A reader writes concerning the notion that going to a one-payer system might have unforeseen consequences for the development of health therapies:
A large amount (most? I’m too lazy to go research it) of pharmaceutical research is paid for by us, the taxpayer, through the government. NIH sponsors a lot of other medical research. So I don’t buy that we wouldn’t have these products, procedures and drugs if the USA didn’t allow private corporations to extort the US populace over health care. I don’t buy that at all. Costs in other nations for procedures done the world over (and most likely not invented here) is a fraction of what they cost here. There is gouging and profiteering on every level of our health care system. Every. Level.
I do not contest my reader’s point concerning basic research – but it’s also incontestable that U.S. companies spend $ billions trying to bring these therapies to market, and often fail. The lure for the businessman, which is often far different than for the researcher, is the immense profits, and those immense profits, if attained, pay for all those failed attempts.

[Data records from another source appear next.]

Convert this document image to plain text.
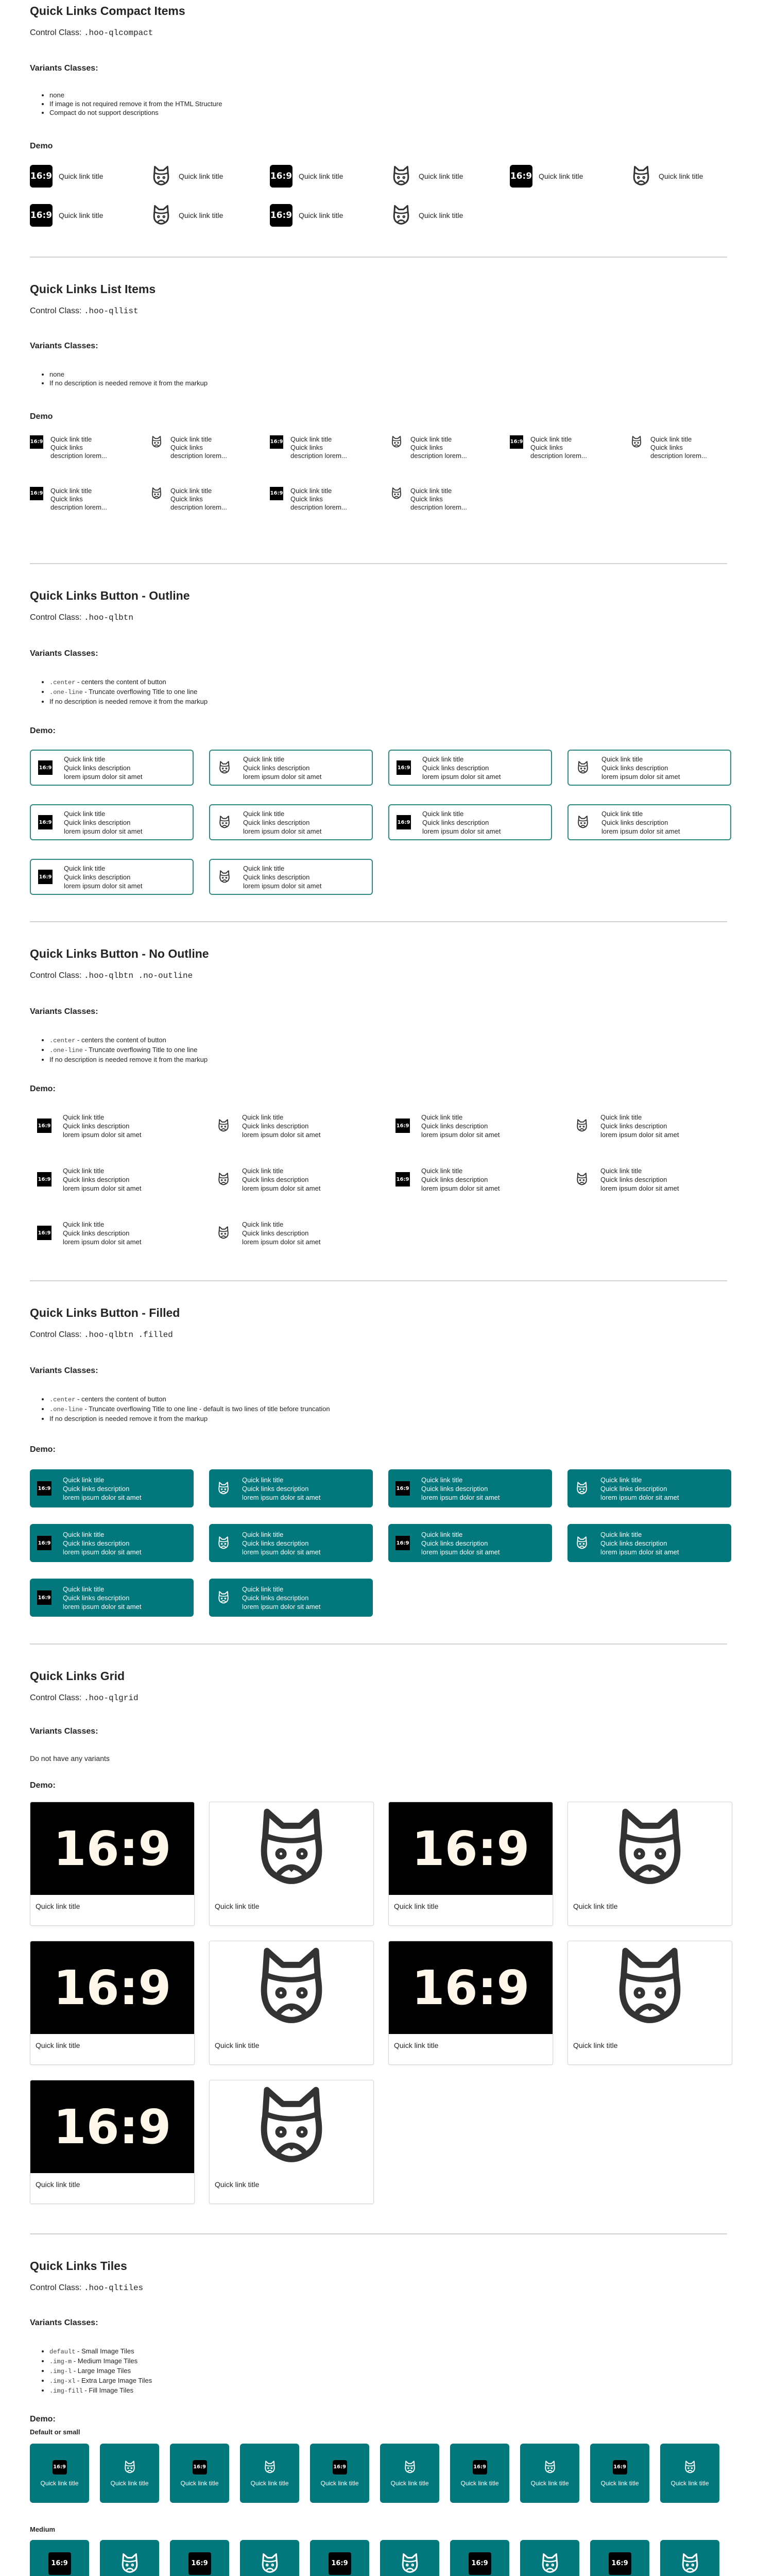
Quick Links Compact Items
Control Class: .hoo-qlcompact
Variants Classes:
• none
• If image is not required remove it from the HTML Structure
• Compact do not support descriptions
Demo
16:9 Quick link title	Quick link title	16:9 Quick link title	Quick link title	16:9 Quick link title	Quick link title
16:9 Quick link title	Quick link title	16:9 Quick link title	Quick link title
Quick Links List Items
Control Class: .hoo-qllist
Variants Classes:
• none
• If no description is needed remove it from the markup
Demo
16:9 Quick link title
Quick links
description lorem...
Quick link title
Quick links
description lorem...
16:9 Quick link title
Quick links
description lorem...
Quick link title
Quick links
description lorem...
16:9 Quick link title
Quick links
description lorem...
Quick link title
Quick links
description lorem...
16:9 Quick link title
Quick links
description lorem...
Quick link title
Quick links
description lorem...
16:9 Quick link title
Quick links
description lorem...
Quick link title
Quick links
description lorem...
Quick Links Button - Outline
Control Class: .hoo-qlbtn
Variants Classes:
• .center - centers the content of button
• .one-line - Truncate overflowing Title to one line
• If no description is needed remove it from the markup
Demo:
16:9
Quick link title
Quick links description
lorem ipsum dolor sit amet
Quick link title
Quick links description
lorem ipsum dolor sit amet
16:9
Quick link title
Quick links description
lorem ipsum dolor sit amet
Quick link title
Quick links description
lorem ipsum dolor sit amet
16:9
Quick link title
Quick links description
lorem ipsum dolor sit amet
Quick link title
Quick links description
lorem ipsum dolor sit amet
16:9
Quick link title
Quick links description
lorem ipsum dolor sit amet
Quick link title
Quick links description
lorem ipsum dolor sit amet
16:9
Quick link title
Quick links description
lorem ipsum dolor sit amet
Quick link title
Quick links description
lorem ipsum dolor sit amet
Quick Links Button - No Outline
Control Class: .hoo-qlbtn .no-outline
Variants Classes:
• .center - centers the content of button
• .one-line - Truncate overflowing Title to one line
• If no description is needed remove it from the markup
Demo:
16:9
Quick link title
Quick links description
lorem ipsum dolor sit amet
Quick link title
Quick links description
lorem ipsum dolor sit amet
16:9
Quick link title
Quick links description
lorem ipsum dolor sit amet
Quick link title
Quick links description
lorem ipsum dolor sit amet
16:9
Quick link title
Quick links description
lorem ipsum dolor sit amet
Quick link title
Quick links description
lorem ipsum dolor sit amet
16:9
Quick link title
Quick links description
lorem ipsum dolor sit amet
Quick link title
Quick links description
lorem ipsum dolor sit amet
16:9
Quick link title
Quick links description
lorem ipsum dolor sit amet
Quick link title
Quick links description
lorem ipsum dolor sit amet
Quick Links Button - Filled
Control Class: .hoo-qlbtn .filled
Variants Classes:
• .center - centers the content of button
• .one-line - Truncate overflowing Title to one line - default is two lines of title before truncation
• If no description is needed remove it from the markup
Demo:
16:9
Quick link title
Quick links description
lorem ipsum dolor sit amet
Quick link title
Quick links description
lorem ipsum dolor sit amet
16:9
Quick link title
Quick links description
lorem ipsum dolor sit amet
Quick link title
Quick links description
lorem ipsum dolor sit amet
16:9
Quick link title
Quick links description
lorem ipsum dolor sit amet
Quick link title
Quick links description
lorem ipsum dolor sit amet
16:9
Quick link title
Quick links description
lorem ipsum dolor sit amet
Quick link title
Quick links description
lorem ipsum dolor sit amet
16:9
Quick link title
Quick links description
lorem ipsum dolor sit amet
Quick link title
Quick links description
lorem ipsum dolor sit amet
Quick Links Grid
Control Class: .hoo-qlgrid
Variants Classes:
Do not have any variants
Demo:
16:9
Quick link title	Quick link title
16:9
Quick link title	Quick link title
16:9
Quick link title	Quick link title
16:9
Quick link title	Quick link title
16:9
Quick link title	Quick link title
Quick Links Tiles
Control Class: .hoo-qltiles
Variants Classes:
• default - Small Image Tiles
• .img-m - Medium Image Tiles
• .img-l - Large Image Tiles
• .img-xl - Extra Large Image Tiles
• .img-fill - Fill Image Tiles
Demo:
Default or small
16:9
Quick link title	Quick link title
16:9
Quick link title	Quick link title
16:9
Quick link title	Quick link title
16:9
Quick link title	Quick link title
16:9
Quick link title	Quick link title
Medium
16:9	16:9	16:9	16:9	16:9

If you can’t point at potential profits to carry the cost of your failures, who invests? It’s an interesting question. Do we then make it all a government operation and let the taxpayers cover them? In some respects, such as vaccinations and anti-venom drugs, as I’ve noted elsewhere, this may actually be a net positive for the system. But for novel therapies for maladies which have proven difficult? That conclusion isn’t nearly as clear. Unlike some, I like the idea of using a methodology of setting medical research priorities through some other method than where the biggest profits might be found – but I could be wrong. Maybe profit-dowsing is more effective.
Unforeseen consequences. It’s worth worrying about.